Artificial pancreas systems will enable people with T1D to achieve tighter blood glucose control avoiding both highs and dangerous lows, thereby significantly reducing the risk of the disease’s devastating complications. Artificial Pancreas researchers using insulin-only approaches observe that blood glucose levels often overshoot target levels because of the delay in insulin absorption when delivered subcutaneously. Dr. Stuart Weinzimer and his group at Yale University hypothesized that pramlintide, a synthetic form of the natural beta cell hormone amylin that delays stomach emptying and consequently delays the rise of blood glucose after eating as well as suppresses glucagon production in the pancreas, would improve blood glucose control at mealtimes by allowing insulin to keep up with the rate at which glucose from a meal appears in the blood. The group studied eight people with T1D over two days on a closed-loop artificial pancreas system in the hospital setting. No insulin boluses were given before meals. The researchers measured the rise in blood sugar from the beginning of the meal to the highest reading with and without premeal injections of pramlintide. Those who received pramlintide injections were found to have a significantly slower time to reach maximum blood glucose levels and the extent of the blood glucose increases was significantly reduced compared to no pramlintide injection. The group found that pramlintide’s effects on blood sugar increases were particularly evident at lunch and dinner, in association with higher premeal insulin concentrations at those mealtimes compared with at breakfast.

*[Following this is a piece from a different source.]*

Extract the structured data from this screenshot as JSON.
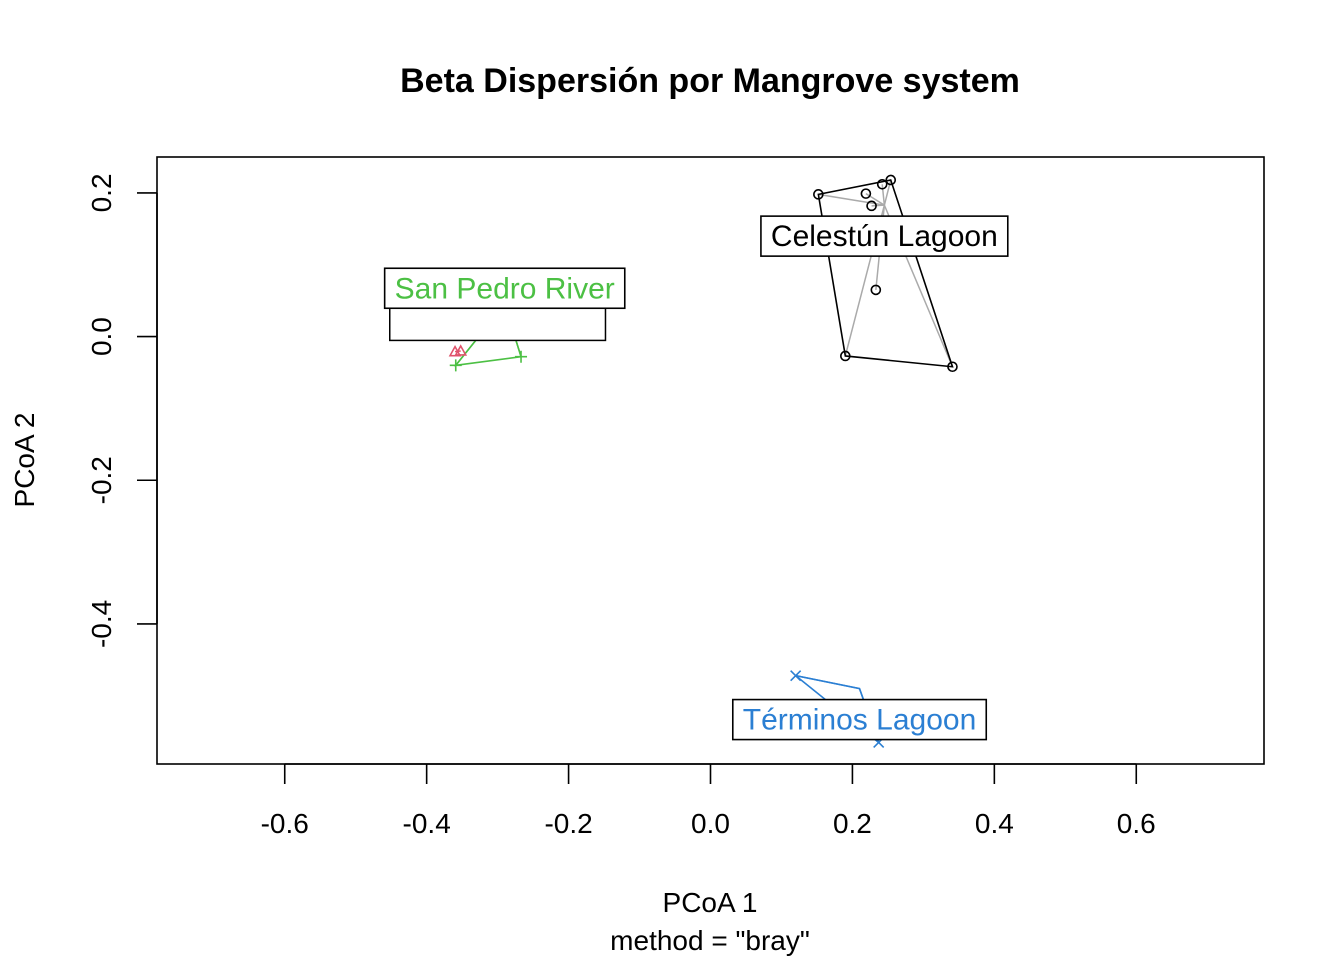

Ramifications for Individuals with T1D:

While more research is needed, these results suggest that pramlintide can delay the appearance of glucose in the blood after a meal and its use may be a feasible approach to improve glucose control in an artificial pancreas system. While these studies evaluated manual injections at mealtimes this method of delivery would reduce the convenience anticipated from a closed loop system. Consequently, if these studies continue to show significant promise it will be important to identify strategies to incorporate pramlintide into an artificial pancreas system using dual chambered pump delivery, co-formulation, or delayed release preparations.

JDRF Involvement:

JDRF partially funded this research through a grant to Dr. Stuart Weinzimer at Yale University. Dr. Weinzimer is a member of the JDRF Artificial Pancreas Consortium.

Investigators and Institutions:

Weinzimer SA, Sherr JL, Cengiz E, Kim G, Ruiz JL, Carria L, Voskanyan G, Roy A, Tamborlane WV.
Department of Pediatrics, Yale University School of Medicine, New Haven, Connecticut, USA. stuart.weinzimer@yale.edu

Reference:

Weinzimer SA, Sherr JL, Cengiz E, Kim G, Ruiz JL, Carria L, Voskanyan G, Roy A, Tamborlane WV. 2012. Effect of pramlintide on prandial glycemic excursions during closed-loop control in adolescents and young adults with type 1 diabetes. Diabetes Care 35(10):1994-9.